When Rickard started with the program, the women’s players were putting on half their equipment in the Camp Randall Stadium women’s locker room and walking down to the Shell for practice. “Eventually we got the locker room at the Shell, and that was great, because we didn’t have to do that anymore, have people look at us walking with our gear on,” she said.
“Now, four championships later, we’re building our own facility,” she said. “There are not many programs that can say that about themselves. To be one of the people who was part of that and where it is now, it’s really cool to look back on something like that and say, ‘Hey, I was there at the start.’”
Sharon Cole (’07 BS CALS, ’11 DPM PHM), a forward and captain on the 2005-06 national championship team, is one of the younger former players to be part of the arena fundraising campaign. Now working as a pharmacist at a Madison Walgreen’s, she still has student loans from earning her graduate degree.

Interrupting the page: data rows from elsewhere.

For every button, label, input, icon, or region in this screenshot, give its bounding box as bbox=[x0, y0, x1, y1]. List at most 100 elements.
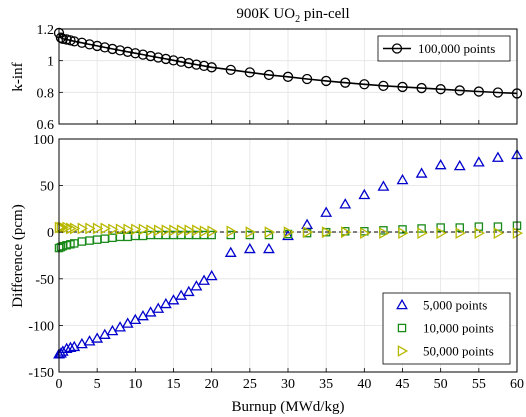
bottom-ytick-label: -50 bbox=[35, 273, 54, 288]
bottom-data-point bbox=[56, 242, 66, 252]
bottom-data-point bbox=[56, 221, 68, 234]
bottom-data-point bbox=[108, 233, 117, 243]
top-legend-marker bbox=[391, 43, 403, 54]
top-data-point bbox=[359, 79, 370, 90]
top-ticks: 0.6 0.8 1 1.2 bbox=[37, 23, 518, 133]
top-data-point bbox=[122, 46, 133, 57]
top-data-point bbox=[99, 42, 110, 53]
top-data-point bbox=[168, 55, 179, 66]
bottom-xtick-label: 25 bbox=[243, 377, 257, 392]
bottom-data-point bbox=[436, 227, 447, 240]
bottom-data-point bbox=[245, 226, 256, 239]
figure-title-subscript: 2 bbox=[295, 14, 300, 25]
top-data-point bbox=[282, 71, 294, 82]
bottom-data-point bbox=[146, 224, 157, 237]
bottom-data-point bbox=[70, 222, 81, 235]
top-data-point bbox=[454, 85, 465, 96]
bottom-data-point bbox=[92, 222, 104, 235]
top-data-point bbox=[175, 56, 187, 67]
bottom-xtick-label: 35 bbox=[319, 377, 333, 392]
bottom-legend: 5,000 points 10,000 points 50,000 points bbox=[382, 292, 511, 365]
bottom-data-point bbox=[190, 280, 203, 291]
top-data-point bbox=[92, 40, 103, 52]
top-data-point bbox=[57, 33, 68, 44]
figure-title-tail: pin-cell bbox=[300, 6, 350, 22]
bottom-data-point bbox=[339, 198, 352, 209]
top-data-point bbox=[378, 80, 389, 91]
top-data-point bbox=[145, 50, 156, 62]
bottom-data-point bbox=[474, 227, 485, 240]
bottom-data-point bbox=[182, 285, 195, 297]
bottom-series bbox=[53, 148, 524, 359]
top-data-point bbox=[473, 86, 484, 97]
top-data-point bbox=[263, 69, 275, 81]
bottom-ytick-label: -100 bbox=[28, 319, 54, 334]
bottom-data-point bbox=[184, 224, 195, 237]
bottom-data-point bbox=[169, 224, 180, 237]
top-data-point bbox=[65, 35, 76, 46]
top-data-point bbox=[76, 37, 88, 48]
bottom-data-point bbox=[243, 242, 256, 254]
bottom-legend-label: 50,000 points bbox=[423, 344, 494, 359]
bottom-data-point bbox=[224, 246, 237, 257]
bottom-xtick-label: 30 bbox=[281, 377, 295, 392]
bottom-data-point bbox=[64, 341, 77, 353]
bottom-xtick-label: 15 bbox=[167, 377, 181, 392]
bottom-ytick-label: 100 bbox=[33, 133, 54, 148]
top-data-point bbox=[191, 59, 202, 70]
top-data-point bbox=[160, 53, 172, 65]
bottom-data-point bbox=[301, 218, 314, 229]
top-data-point bbox=[107, 43, 118, 55]
bottom-data-point bbox=[512, 227, 524, 240]
bottom-data-point bbox=[77, 237, 87, 246]
top-data-point bbox=[321, 75, 332, 87]
bottom-data-point bbox=[176, 224, 188, 237]
bottom-data-point bbox=[493, 227, 505, 240]
bottom-xtick-label: 50 bbox=[434, 377, 448, 392]
bottom-xtick-label: 10 bbox=[128, 377, 142, 392]
bottom-data-point bbox=[340, 226, 352, 239]
bottom-data-point bbox=[434, 158, 447, 170]
bottom-data-point bbox=[415, 167, 428, 178]
top-data-point bbox=[84, 39, 95, 50]
top-data-point bbox=[397, 81, 408, 93]
bottom-xtick-label: 40 bbox=[357, 377, 371, 392]
bottom-legend-label: 5,000 points bbox=[423, 298, 487, 313]
top-data-point bbox=[130, 48, 141, 59]
bottom-data-point bbox=[115, 223, 127, 236]
bottom-data-point bbox=[115, 232, 125, 242]
bottom-data-point bbox=[77, 222, 89, 235]
bottom-xtick-label: 45 bbox=[396, 377, 410, 392]
bottom-data-point bbox=[100, 234, 110, 243]
top-data-point bbox=[492, 87, 504, 98]
bottom-data-point bbox=[123, 223, 134, 236]
bottom-data-point bbox=[320, 206, 333, 217]
top-data-point bbox=[61, 34, 72, 45]
top-data-point bbox=[244, 67, 255, 78]
top-legend: 100,000 points bbox=[377, 35, 511, 62]
bottom-data-point bbox=[282, 229, 294, 241]
bottom-data-point bbox=[68, 340, 81, 352]
bottom-data-point bbox=[455, 223, 464, 232]
bottom-ytick-label: 0 bbox=[47, 226, 54, 241]
bottom-data-point bbox=[436, 223, 445, 232]
top-ylabel: k-inf bbox=[10, 62, 26, 91]
bottom-data-point bbox=[321, 226, 333, 239]
figure-title: 900K UO2 pin-cell bbox=[236, 6, 349, 25]
bottom-xtick-label: 60 bbox=[510, 377, 524, 392]
bottom-data-point bbox=[302, 226, 314, 239]
bottom-ytick-label: 50 bbox=[40, 180, 54, 195]
bottom-data-point bbox=[491, 151, 504, 162]
bottom-data-point bbox=[377, 180, 390, 191]
top-data-point bbox=[69, 36, 80, 47]
bottom-data-point bbox=[264, 226, 276, 239]
bottom-data-point bbox=[360, 227, 371, 240]
bottom-data-point bbox=[83, 335, 96, 346]
bottom-data-point bbox=[283, 226, 295, 239]
bottom-data-point bbox=[138, 223, 150, 236]
bottom-data-point bbox=[205, 269, 218, 281]
bottom-data-point bbox=[398, 227, 409, 240]
bottom-data-point bbox=[262, 242, 275, 254]
bottom-xlabel: Burnup (MWd/kg) bbox=[232, 399, 345, 415]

“I feel as though my experience with UW hockey and UW athletics enhanced me as a person and helped me to get where I am,” she said. “I gained a lot from the experiences and lessons learned through Wisconsin athletics.
“That’s why I thought it was important to give toward something that other girls and guys will be using as they make their own Wisconsin journeys. I do have student loans, but I figured my gift is just a fraction of what I’m making and is worth it to me.”
Cole said she’s excited for future Badger women’s hockey players and what they’ll experience. “The new arena will have everything in one spot, so they won’t have to be traveling between rinks,” she said. “They can go to class and then head to practice, go to games, hit the Kohl Fetzer Center for academics and have it all in one place. When you have so many things going on in those years, time is crucial. This new space will really help with that.”
The more intimate environment for home games will help the women’s team and its fans, Cole said.
“The fans will have a place to watch the games that isn’t the giant Kohl Center,” she said. “You’ll have more of an atmosphere. The games will be more fun to see, and the feeling in the arena will be completely different.”
The benefit both programs will get from La Bahn Arena is a source of pride for the hockey alumni who have made gifts.
“This will be a first-class building,” Welsh said, mentioning the training facilities and locker rooms along with the new ice surface. “Wisconsin is always willing to do things the right way.”